For those of you who might find this interesting, my Master’s in Management from RPI was in new product introduction. As you might expect, the professors would constantly remind me of how few ideas make it through the product development cycle. Recent statistics from companies that try to advise others on this process all have elaborate procedures, ostensibly to improve the odds of getting something to the market.
It is going to sound immodest but it is a fact that Apogee has lead the energy utility industry in software product innovation … so much so that the major conference organizers stopped issuing the innovation of the year award because we always won it. Therefore, I think it might be interesting for you to learn why we are so good at this process and continue to lead the world in energy analytics while up against companies 100s of times our size?
The answer lies in our ability to do two things very quickly: partner with our clients on new product ideas and then kill them quickly when they fail to work as planned. Perhaps it is our study of the failures that is most helpful here. Failure actually is good, if you can learn something from it that helps you avoid making the same mistake in the future.

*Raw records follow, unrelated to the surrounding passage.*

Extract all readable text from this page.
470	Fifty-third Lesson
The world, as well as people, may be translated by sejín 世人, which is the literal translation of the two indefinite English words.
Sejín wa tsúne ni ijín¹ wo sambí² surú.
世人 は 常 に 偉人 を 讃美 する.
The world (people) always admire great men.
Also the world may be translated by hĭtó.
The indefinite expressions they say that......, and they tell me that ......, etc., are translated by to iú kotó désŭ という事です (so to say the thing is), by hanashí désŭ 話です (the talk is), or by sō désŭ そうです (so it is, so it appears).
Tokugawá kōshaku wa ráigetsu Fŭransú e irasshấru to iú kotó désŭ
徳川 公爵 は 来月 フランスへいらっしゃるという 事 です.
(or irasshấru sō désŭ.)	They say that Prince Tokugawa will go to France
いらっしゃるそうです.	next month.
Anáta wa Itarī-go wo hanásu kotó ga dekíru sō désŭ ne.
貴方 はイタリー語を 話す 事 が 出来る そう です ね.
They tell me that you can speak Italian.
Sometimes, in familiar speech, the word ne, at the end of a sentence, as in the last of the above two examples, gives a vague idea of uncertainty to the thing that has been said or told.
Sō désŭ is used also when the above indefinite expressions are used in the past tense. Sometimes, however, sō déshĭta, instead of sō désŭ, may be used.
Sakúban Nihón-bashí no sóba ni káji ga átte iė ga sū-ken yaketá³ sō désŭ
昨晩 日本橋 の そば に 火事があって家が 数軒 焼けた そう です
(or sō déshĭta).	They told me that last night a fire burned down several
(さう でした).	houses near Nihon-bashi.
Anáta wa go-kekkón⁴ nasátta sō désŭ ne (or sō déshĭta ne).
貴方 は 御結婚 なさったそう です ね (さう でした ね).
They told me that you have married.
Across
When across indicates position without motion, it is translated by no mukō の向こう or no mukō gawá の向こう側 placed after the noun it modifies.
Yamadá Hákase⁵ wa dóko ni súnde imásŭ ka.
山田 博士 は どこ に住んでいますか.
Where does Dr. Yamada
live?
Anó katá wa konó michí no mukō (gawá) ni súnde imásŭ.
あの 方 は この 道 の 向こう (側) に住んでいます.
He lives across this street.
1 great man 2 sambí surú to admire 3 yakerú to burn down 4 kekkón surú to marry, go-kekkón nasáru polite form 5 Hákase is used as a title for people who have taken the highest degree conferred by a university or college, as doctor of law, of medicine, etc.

A sober analysis of failure is very hard to do. It is painful and our human nature quickly intercedes to justify it. You all know the stories of the three letters given to a new executive by the one they are replacing. He says to open them in the order noted as he finds himself in trouble. The first letter suggests he blame his predecessors. The second indicates he should blame his subordinates. And the third indicates he should write three letters.
Part of the problem is how we define failure. I really like part of that as suggested by Thomas Edison: “I haven’t failed, I’ve just found thousands of ways that don’t work.” That gets past some of the negative. However, it misses the deeper implications of failure which should teach us about things that can work. Think about it, 3M researchers found a glue that wouldn’t stick … and rather than declare that a failure defined a product set that could usefully use one called post-it notes. You can google the story for details.
We are living with some individuals who defy all odds of failure because they fail fast and learn from mistakes: Elon Musk, Jeff Bezos, and my favorite of course is Steve Jobs. None of these folks are “nice corporate style” individuals. They all break molds and in the case of Elon come frightening close to going to jail with his open microphone sloppiness. Stop evaluating people on their corporate look and feel. Think about the ones who fail fast and can always see how something that didn’t work can be the basis for something else that will work.
And, just because I feel Steve Jobs summed it up so well, here is his famous advice about all those crazy people we run into in life:
“Here’s to the crazy ones. The misfits. The rebels. The troublemakers. The round pegs in the square holes. The ones who see things differently. They’re not fond of rules. And they have no respect for the status quo. You can quote them, disagree with them, glorify or vilify them. About the only thing you can’t do is ignore them. Because they change things. They push the human race forward. And while some may see them as the crazy ones, we see genius. Because the people who are crazy enough to think they can change the world, are the ones who do.”
If you are trying to innovate, perhaps you are expecting this from the wrong people in your organization.